Gij blijft ter dood toe mijn liefste kwantjes

Loosheid

Wij zullen ook misschien worden sinten

Die mirakelen doen zullen in ons leven

Praktijk

Wij zullen zeker ook worden verheven

Want wij Meest Elk en Veel volk voorwaar

Me de communie de beste raad geven, dat is duidelijk

Het mag ons in geen manieren ontgaan.

Loosheid

Hoort doch vrouwe en wil het verstaan

Hoe deze rentmeesters van heren of steden

Hen in de dienst van sint Lorts beleden bij reden

En hoe zich de kooplieden de ene tegen de andere kwijten

Vrouw Nieuwe Vondst

Ja, zegt mij dat, ik mij ervan vrolijk maken

Nooit meer zag ik in mijn leven vreugde.

Praktijk

Vrouw Nieuwe Vondst, uw zeggen mag ik

Deze rentmeesters die de lieden renten schuldig zijn

Meen je dat ze sint Lorts ook niet geduldig zijn

Ja zij, ze laten die renten verlopen acht jaar of tien

Zonder de renteraars te geven of te bieden

Ja, al zwegen de renteniers tot doemsdag toe [88]

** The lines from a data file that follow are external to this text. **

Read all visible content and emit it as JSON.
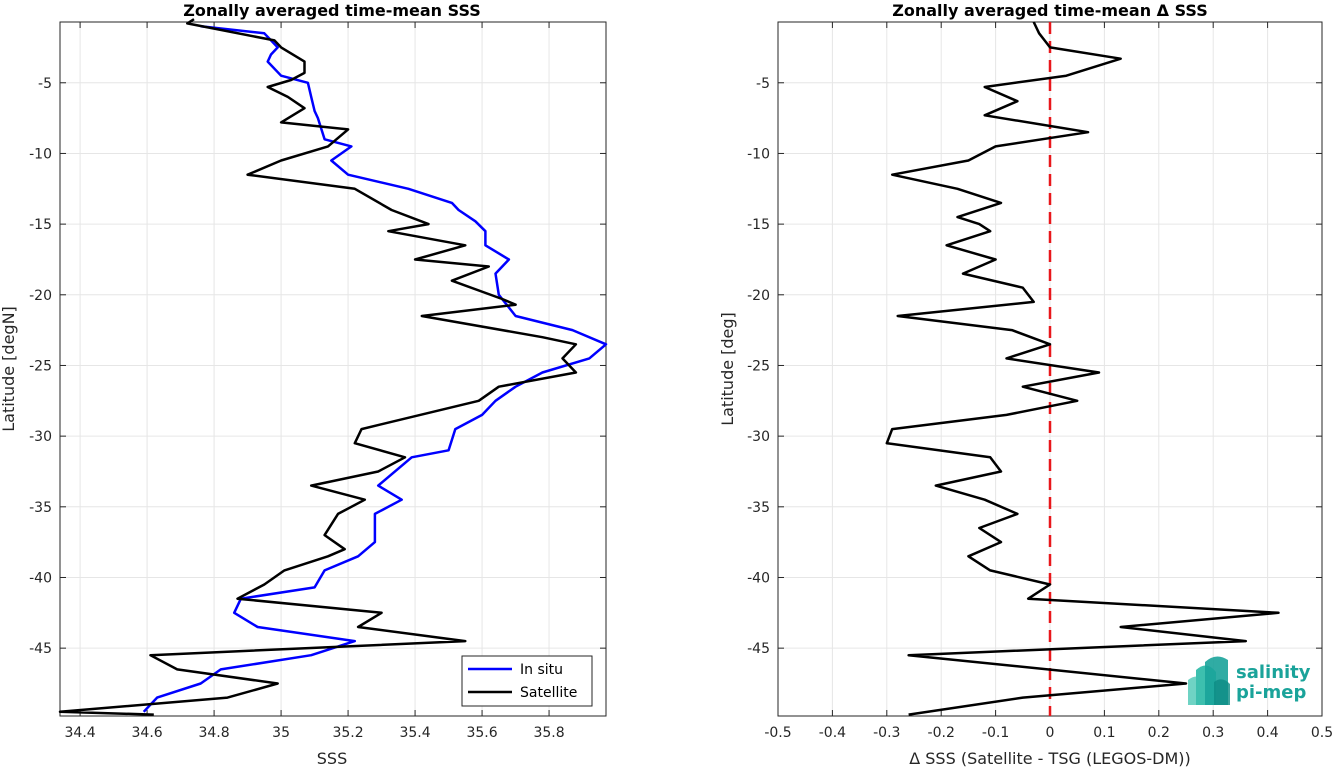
{
  "chart_data": [
    {
      "type": "line",
      "title": "Zonally averaged time-mean SSS",
      "xlabel": "SSS",
      "ylabel": "Latitude [degN]",
      "xlim": [
        34.34,
        35.97
      ],
      "ylim": [
        -49.8,
        -0.7
      ],
      "xticks": [
        "34.4",
        "34.6",
        "34.8",
        "35",
        "35.2",
        "35.4",
        "35.6",
        "35.8"
      ],
      "yticks": [
        "-5",
        "-10",
        "-15",
        "-20",
        "-25",
        "-30",
        "-35",
        "-40",
        "-45"
      ],
      "grid": true,
      "legend": {
        "placement": "bottom-right",
        "entries": [
          {
            "label": "In situ",
            "color": "#0000ff"
          },
          {
            "label": "Satellite",
            "color": "#000000"
          }
        ]
      },
      "series": [
        {
          "name": "In situ",
          "color": "#0000ff",
          "points": [
            [
              34.76,
              -1.0
            ],
            [
              34.95,
              -1.5
            ],
            [
              34.99,
              -2.5
            ],
            [
              34.97,
              -3.0
            ],
            [
              34.96,
              -3.5
            ],
            [
              35.0,
              -4.5
            ],
            [
              35.08,
              -5.0
            ],
            [
              35.09,
              -6.0
            ],
            [
              35.1,
              -7.0
            ],
            [
              35.11,
              -7.5
            ],
            [
              35.13,
              -9.0
            ],
            [
              35.21,
              -9.5
            ],
            [
              35.15,
              -10.5
            ],
            [
              35.2,
              -11.5
            ],
            [
              35.38,
              -12.5
            ],
            [
              35.51,
              -13.5
            ],
            [
              35.53,
              -14.0
            ],
            [
              35.58,
              -14.8
            ],
            [
              35.61,
              -15.5
            ],
            [
              35.61,
              -16.5
            ],
            [
              35.68,
              -17.5
            ],
            [
              35.64,
              -18.5
            ],
            [
              35.65,
              -20.0
            ],
            [
              35.7,
              -21.5
            ],
            [
              35.87,
              -22.5
            ],
            [
              35.97,
              -23.5
            ],
            [
              35.92,
              -24.5
            ],
            [
              35.78,
              -25.5
            ],
            [
              35.7,
              -26.5
            ],
            [
              35.64,
              -27.5
            ],
            [
              35.6,
              -28.5
            ],
            [
              35.52,
              -29.5
            ],
            [
              35.5,
              -31.0
            ],
            [
              35.39,
              -31.5
            ],
            [
              35.29,
              -33.5
            ],
            [
              35.36,
              -34.5
            ],
            [
              35.28,
              -35.5
            ],
            [
              35.28,
              -37.5
            ],
            [
              35.23,
              -38.5
            ],
            [
              35.13,
              -39.5
            ],
            [
              35.1,
              -40.7
            ],
            [
              34.88,
              -41.5
            ],
            [
              34.86,
              -42.5
            ],
            [
              34.93,
              -43.5
            ],
            [
              35.22,
              -44.5
            ],
            [
              35.09,
              -45.5
            ],
            [
              34.82,
              -46.5
            ],
            [
              34.76,
              -47.5
            ],
            [
              34.63,
              -48.5
            ],
            [
              34.59,
              -49.5
            ]
          ]
        },
        {
          "name": "Satellite",
          "color": "#000000",
          "points": [
            [
              34.74,
              -0.5
            ],
            [
              34.72,
              -0.8
            ],
            [
              34.98,
              -2.0
            ],
            [
              35.0,
              -2.5
            ],
            [
              35.07,
              -3.5
            ],
            [
              35.07,
              -4.3
            ],
            [
              35.03,
              -4.8
            ],
            [
              34.96,
              -5.3
            ],
            [
              35.02,
              -6.0
            ],
            [
              35.07,
              -6.8
            ],
            [
              35.0,
              -7.8
            ],
            [
              35.2,
              -8.3
            ],
            [
              35.14,
              -9.5
            ],
            [
              35.0,
              -10.5
            ],
            [
              34.9,
              -11.5
            ],
            [
              35.22,
              -12.5
            ],
            [
              35.33,
              -14.0
            ],
            [
              35.44,
              -15.0
            ],
            [
              35.32,
              -15.5
            ],
            [
              35.55,
              -16.5
            ],
            [
              35.4,
              -17.5
            ],
            [
              35.62,
              -18.0
            ],
            [
              35.51,
              -19.0
            ],
            [
              35.66,
              -20.3
            ],
            [
              35.7,
              -20.7
            ],
            [
              35.42,
              -21.5
            ],
            [
              35.78,
              -23.0
            ],
            [
              35.88,
              -23.5
            ],
            [
              35.84,
              -24.5
            ],
            [
              35.88,
              -25.5
            ],
            [
              35.65,
              -26.5
            ],
            [
              35.59,
              -27.5
            ],
            [
              35.24,
              -29.5
            ],
            [
              35.22,
              -30.5
            ],
            [
              35.37,
              -31.5
            ],
            [
              35.29,
              -32.5
            ],
            [
              35.09,
              -33.5
            ],
            [
              35.25,
              -34.5
            ],
            [
              35.17,
              -35.5
            ],
            [
              35.13,
              -37.0
            ],
            [
              35.19,
              -38.0
            ],
            [
              35.14,
              -38.5
            ],
            [
              35.01,
              -39.5
            ],
            [
              34.95,
              -40.5
            ],
            [
              34.87,
              -41.5
            ],
            [
              35.3,
              -42.5
            ],
            [
              35.23,
              -43.5
            ],
            [
              35.55,
              -44.5
            ],
            [
              34.61,
              -45.5
            ],
            [
              34.69,
              -46.5
            ],
            [
              34.99,
              -47.5
            ],
            [
              34.84,
              -48.5
            ],
            [
              34.34,
              -49.5
            ],
            [
              34.62,
              -49.7
            ]
          ]
        }
      ]
    },
    {
      "type": "line",
      "title": "Zonally averaged time-mean Δ SSS",
      "xlabel": "Δ SSS (Satellite - TSG (LEGOS-DM))",
      "ylabel": "Latitude [deg]",
      "xlim": [
        -0.5,
        0.5
      ],
      "ylim": [
        -49.8,
        -0.7
      ],
      "xticks": [
        "-0.5",
        "-0.4",
        "-0.3",
        "-0.2",
        "-0.1",
        "0",
        "0.1",
        "0.2",
        "0.3",
        "0.4",
        "0.5"
      ],
      "yticks": [
        "-5",
        "-10",
        "-15",
        "-20",
        "-25",
        "-30",
        "-35",
        "-40",
        "-45"
      ],
      "grid": true,
      "reference_line": {
        "x": 0,
        "color": "#e8171b",
        "style": "dashed"
      },
      "series": [
        {
          "color": "#000000",
          "points": [
            [
              -0.03,
              -0.7
            ],
            [
              -0.02,
              -1.5
            ],
            [
              -0.01,
              -2.0
            ],
            [
              0.0,
              -2.5
            ],
            [
              0.13,
              -3.3
            ],
            [
              0.03,
              -4.5
            ],
            [
              -0.12,
              -5.3
            ],
            [
              -0.06,
              -6.3
            ],
            [
              -0.12,
              -7.3
            ],
            [
              0.07,
              -8.5
            ],
            [
              -0.1,
              -9.5
            ],
            [
              -0.15,
              -10.5
            ],
            [
              -0.29,
              -11.5
            ],
            [
              -0.17,
              -12.5
            ],
            [
              -0.09,
              -13.5
            ],
            [
              -0.17,
              -14.5
            ],
            [
              -0.13,
              -15.0
            ],
            [
              -0.11,
              -15.5
            ],
            [
              -0.19,
              -16.5
            ],
            [
              -0.1,
              -17.5
            ],
            [
              -0.16,
              -18.5
            ],
            [
              -0.05,
              -19.5
            ],
            [
              -0.03,
              -20.5
            ],
            [
              -0.28,
              -21.5
            ],
            [
              -0.07,
              -22.5
            ],
            [
              0.0,
              -23.5
            ],
            [
              -0.08,
              -24.5
            ],
            [
              0.09,
              -25.5
            ],
            [
              -0.05,
              -26.5
            ],
            [
              0.05,
              -27.5
            ],
            [
              -0.08,
              -28.5
            ],
            [
              -0.29,
              -29.5
            ],
            [
              -0.3,
              -30.5
            ],
            [
              -0.11,
              -31.5
            ],
            [
              -0.09,
              -32.5
            ],
            [
              -0.21,
              -33.5
            ],
            [
              -0.12,
              -34.5
            ],
            [
              -0.06,
              -35.5
            ],
            [
              -0.13,
              -36.5
            ],
            [
              -0.09,
              -37.5
            ],
            [
              -0.15,
              -38.5
            ],
            [
              -0.11,
              -39.5
            ],
            [
              0.0,
              -40.5
            ],
            [
              -0.04,
              -41.5
            ],
            [
              0.42,
              -42.5
            ],
            [
              0.13,
              -43.5
            ],
            [
              0.36,
              -44.5
            ],
            [
              -0.26,
              -45.5
            ],
            [
              0.25,
              -47.5
            ],
            [
              -0.05,
              -48.5
            ],
            [
              -0.26,
              -49.7
            ]
          ]
        }
      ]
    }
  ],
  "logo": {
    "line1": "salinity",
    "line2": "pi-mep"
  }
}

En hoort doch vrouwe bij gans koen

Als de renteniers dan komen en wanen

Betaling hebben, hoort dit vermanen

Zal men ze doen beloven een mooie belofte

En dan ook trekken bij de prins in de hof

En daar krijgen ze dan een staat

Inhouden dat men ze niet mag manen een maat

Binnen een termijn gesteld van jaren

Ja, van het achterstellen hoort u mij verklaren

Dus dienen ze sint Lorts sterk

In het gildeboek staan ze opmerkelijk geschreven

Ze ontsteken sint Lorts menige kaars vrij

Praktijk

Nu voort van de kooplieden zo begeren ze

Te horen, zeg ze daar fijn van de rechten fijn

Loosheid.

Hoort vrouwe, hoe die kooplieden geëerd zijn

Sint Lorts, dat zal ik u te kennen geven

Vrouw Nieuwe Vondst

Zo doe toch Loosheid. Mijn verheven vriend

Want ik heb er al te groot verlangen naar

Loosheid

Die sommige vrouwen is zwaar bevangen

In de dienst van sint Lorts tot haar eren

Ze houden zich soms al waren het heren

Voor de lieden, en gaan met bont en ringen

Maar zeker daar is bier van Roy gemengd

Ze zijn soms zeer grote sommen schuldig

Ze kunnen het niet betalen en deze komen [89]

Aan andere kooplieden mits dat ze befaamd zijn

En andere ander kooplieden wat voornaam zijn

Zo belooft men ze goed naar hun gerief

Luttel achten ze te betalen, het is ze lief

Dat zorgen voor het ontvangen, die ze borgen

Vrouw Nieuwe Vondst

Ik geef ze recht, ik zou ook niet zorgen

Middelburg is een stad goed gevestigd

Loosheid

Ja, zekere reizen derwaarts is aller best

Al zijn diegene daarom bijna bedorven

Die ze geborgd hebben roepen helaas.

Daar ligt het niet aan en hiermee een einde

Praktijk

Eert sint Lorts geminde, onthoudt de legende

Zo mag je tot zelden gedijen geraken

Daar gij de edele wijn van Roy mag smaken

Dus dan notabele wijze hiermee gescheiden

Er is genoeg gezegd, was het wel te verstaan

Beziet toch die zaken dus niet meest gaan

Ik meen wel ja het, die het goed bezag

Dus neem het dankbaar al is het zeer slecht gedaan

Christus die door ons weent menige traan

En aan het kruis stierf, hoedt ons voor plaag

En wil ons ontvangen ten uiterste dage

In zijn eeuwige glorie, rein en zonder blaam

In die blijdschap der engelen vol vreugde, amen [90]

Geprent aan de ijzeren waag te Antwerpen.